Storm nació en 1976, en Korsør, “una ciudad dura, de clase obrera, con una población de 25,000 habitantes, entre ellos un puñado de inmigrantes de Yugoslavia, Turquía y el mundo árabe”. Su padre alcohólico abandonó el hogar cuando Morten tenía 4 años; su madre se volvió a casar con un hombre golpeador. De chico pasaba en la calle todo el tiempo que podía para no estar en su casa. A los trece años intentó su primer robo a mano armada. A los dieciséis lo echaron del último colegio que lo había acogido.
De cada oportunidad de redención que el Estado de bienestar danés le acercó y que Morten redujo a cenizas, una y otra vez, le quedaron, sin embargo, dos pasiones decisivas: la curiosidad por la religión y la historia y la fascinación por los viajes. En esa época el muchacho alternaba la calle con la cárcel, enredado en una espiral de violencia, drogas y negocios turbios. Se unió a una pandilla de jóvenes musulmanes procedentes de Palestina, Turquía e Irán. De sus amigos musulmanes “siempre había envidiado la fuerza de sus familias, su costumbre de comer juntos, la unidad con que afrontaban la pobreza y la discriminación”. Una tarde, en la biblioteca de Korsør, dio con un libro sobre Mahoma. Fue una epifanía. Convertido en “Murad”, pronto encontraría entre sus “hermanos” de la lucha religiosa clandestina algo parecido a la cohesión y la amorosa disciplina que siempre había anhelado en el hogar que no tuvo.
Es probable que cierta incomodidad que Morten nunca dejó de sentir ante el hecho de que en los atentados terroristas murieran civiles (personas comunes y corrientes, como podían serlo su madre, su primera novia o la amable cajera del supermercado), abriera la grieta por donde se colaron los servicios de inteligencia para reclutarlo.
Puesto en la tarea, los contactos que establece el flamante espía con terroristas europeos y árabes, revelan, entre los combatientes, más casos de infancias precarias, como la del propio Morten y, entre los líderes, los torpes mecanismos de las naciones occidentales que permitieron a los fanáticos aprovechar los beneficios de aquellas democracias para intentar aniquilarlas. Hay momentos en que la combinación mortífera de hipocresía y banalidad resulta asombrosa.
Storm cuenta la historia del líder extremista que encontraba “aburrido” Oriente Medio, comparado con Estados Unidos, donde solía frecuentar prostitutas; y las peripecias de la bella rubia de los Balcanes, que después de mucha discoteca y selfies sexy, y tras haber superado una grave dolencia, abrazó el islamismo radicalizado y se casó con uno de sus jefes, dispuesta al sacrificio.
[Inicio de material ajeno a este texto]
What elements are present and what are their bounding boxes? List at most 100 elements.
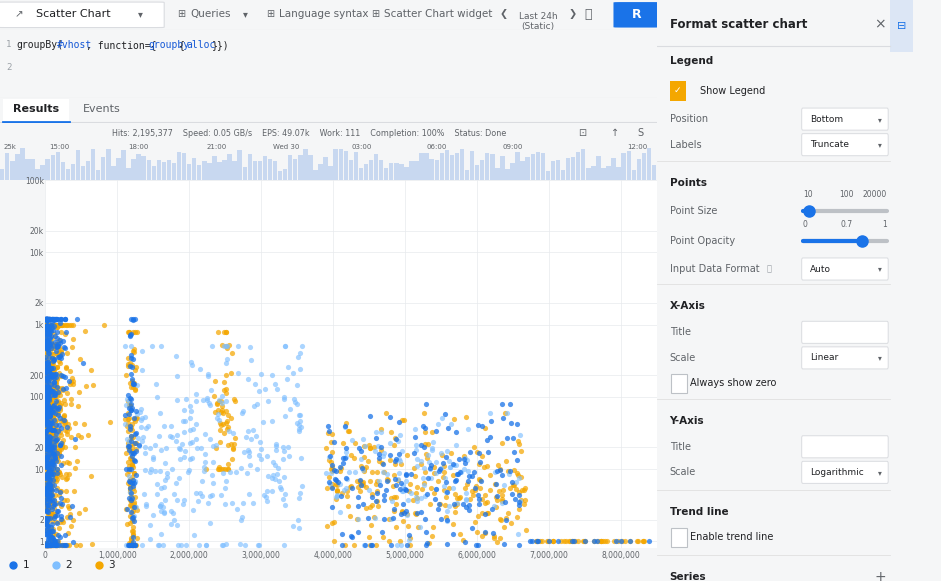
Point xyxy=(40,320,56,329)
Point xyxy=(42,496,57,505)
Point xyxy=(40,450,55,459)
Point xyxy=(368,540,383,550)
Point xyxy=(48,539,63,548)
Point xyxy=(38,540,53,550)
Point xyxy=(39,465,54,474)
Point xyxy=(121,494,136,503)
Point xyxy=(41,424,56,433)
Point xyxy=(45,320,60,329)
Text: Linear: Linear xyxy=(810,353,838,363)
Point xyxy=(379,477,394,486)
Point xyxy=(39,406,54,415)
Point xyxy=(43,475,58,485)
Point xyxy=(40,428,55,437)
Point xyxy=(54,494,69,503)
Point xyxy=(377,515,392,524)
Point xyxy=(52,450,67,459)
Point xyxy=(44,517,59,526)
Point xyxy=(437,486,452,495)
Point xyxy=(225,444,240,454)
Point xyxy=(129,413,144,422)
Point xyxy=(120,441,136,450)
Point xyxy=(57,416,72,425)
Point xyxy=(354,455,369,464)
Point xyxy=(48,320,63,329)
Point xyxy=(40,425,55,435)
Point xyxy=(39,454,54,464)
Point xyxy=(40,352,56,361)
Point xyxy=(391,436,406,446)
Bar xyxy=(273,162,278,180)
Point xyxy=(40,376,55,385)
Point xyxy=(42,325,57,335)
Point xyxy=(38,374,53,383)
Point xyxy=(40,489,55,498)
Point xyxy=(291,515,306,525)
Text: Show Legend: Show Legend xyxy=(700,86,766,96)
FancyBboxPatch shape xyxy=(670,81,686,101)
Point xyxy=(400,496,415,505)
Point xyxy=(437,473,452,482)
Point xyxy=(353,462,368,471)
Point xyxy=(42,412,57,421)
Point xyxy=(38,340,53,350)
Point xyxy=(210,410,225,419)
Point xyxy=(38,399,53,408)
Point xyxy=(43,387,58,396)
Text: Series: Series xyxy=(670,572,707,581)
Point xyxy=(40,314,55,324)
Point xyxy=(365,540,380,550)
Point xyxy=(43,490,58,499)
Point xyxy=(183,454,198,464)
Point xyxy=(198,450,213,459)
Point xyxy=(74,432,89,442)
Point xyxy=(40,540,56,550)
Point xyxy=(431,419,446,428)
Point xyxy=(48,540,63,550)
Point xyxy=(152,540,167,550)
Point xyxy=(41,422,56,432)
FancyBboxPatch shape xyxy=(672,528,687,547)
Point xyxy=(40,540,56,550)
Point xyxy=(39,382,54,392)
Point xyxy=(48,331,63,340)
Point xyxy=(42,532,57,541)
Point xyxy=(44,322,59,332)
Point xyxy=(40,320,55,329)
Point xyxy=(40,314,55,324)
Point xyxy=(419,540,434,550)
Point xyxy=(40,375,56,384)
Point xyxy=(213,465,228,474)
Point xyxy=(461,500,476,510)
Point xyxy=(218,540,233,549)
Point xyxy=(40,491,56,500)
Point xyxy=(39,314,54,324)
Point xyxy=(41,540,56,550)
Point xyxy=(208,408,223,417)
Point xyxy=(40,374,55,383)
Point xyxy=(48,406,63,415)
Point xyxy=(249,465,264,474)
Point xyxy=(171,443,186,452)
Point xyxy=(39,414,54,423)
Point xyxy=(44,537,59,547)
Text: ⓘ: ⓘ xyxy=(767,264,772,274)
Point xyxy=(219,342,234,351)
Point xyxy=(511,540,526,550)
Bar xyxy=(455,152,459,180)
Point xyxy=(40,406,56,415)
Bar xyxy=(15,155,20,180)
Point xyxy=(49,362,64,371)
Point xyxy=(392,537,407,546)
Bar xyxy=(485,153,489,180)
Point xyxy=(126,540,141,550)
Point xyxy=(219,343,234,353)
Point xyxy=(47,433,62,442)
Point xyxy=(496,539,511,548)
Bar xyxy=(586,168,591,180)
Point xyxy=(40,478,56,487)
Point xyxy=(41,323,56,332)
Point xyxy=(53,431,68,440)
Point xyxy=(356,453,371,462)
Point xyxy=(129,540,144,550)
Sin embargo, ya instalada en la vida cuasi medieval que había elegido y que consideraba modelo para la humanidad, encargó a una de las esposas musulmanas de Storm, radicada en Inglaterra: “Por favor, envíanos chocolate, Lindt de diferentes sabores, 100 g, diez Kinder Bueno, Ferrero Roché. Y me gustaría un perfume Dolce & Gabbana Light Blue. La caja es de un azul celeste precioso”. También “una minifalda de denim, talla 40 o L, ajustada y muy corta”, y cerraba: “No soporto más la ropa yemení. Lo que tengo no me gusta y da demasiado calor. Los materiales son malos, unas telas sintéticas horribles. Por favor, intenta encontrar ropa europea, la echo mucho de menos”. Extraña forma de despreciar el mundo que con tanto ardor ansiaba destruir.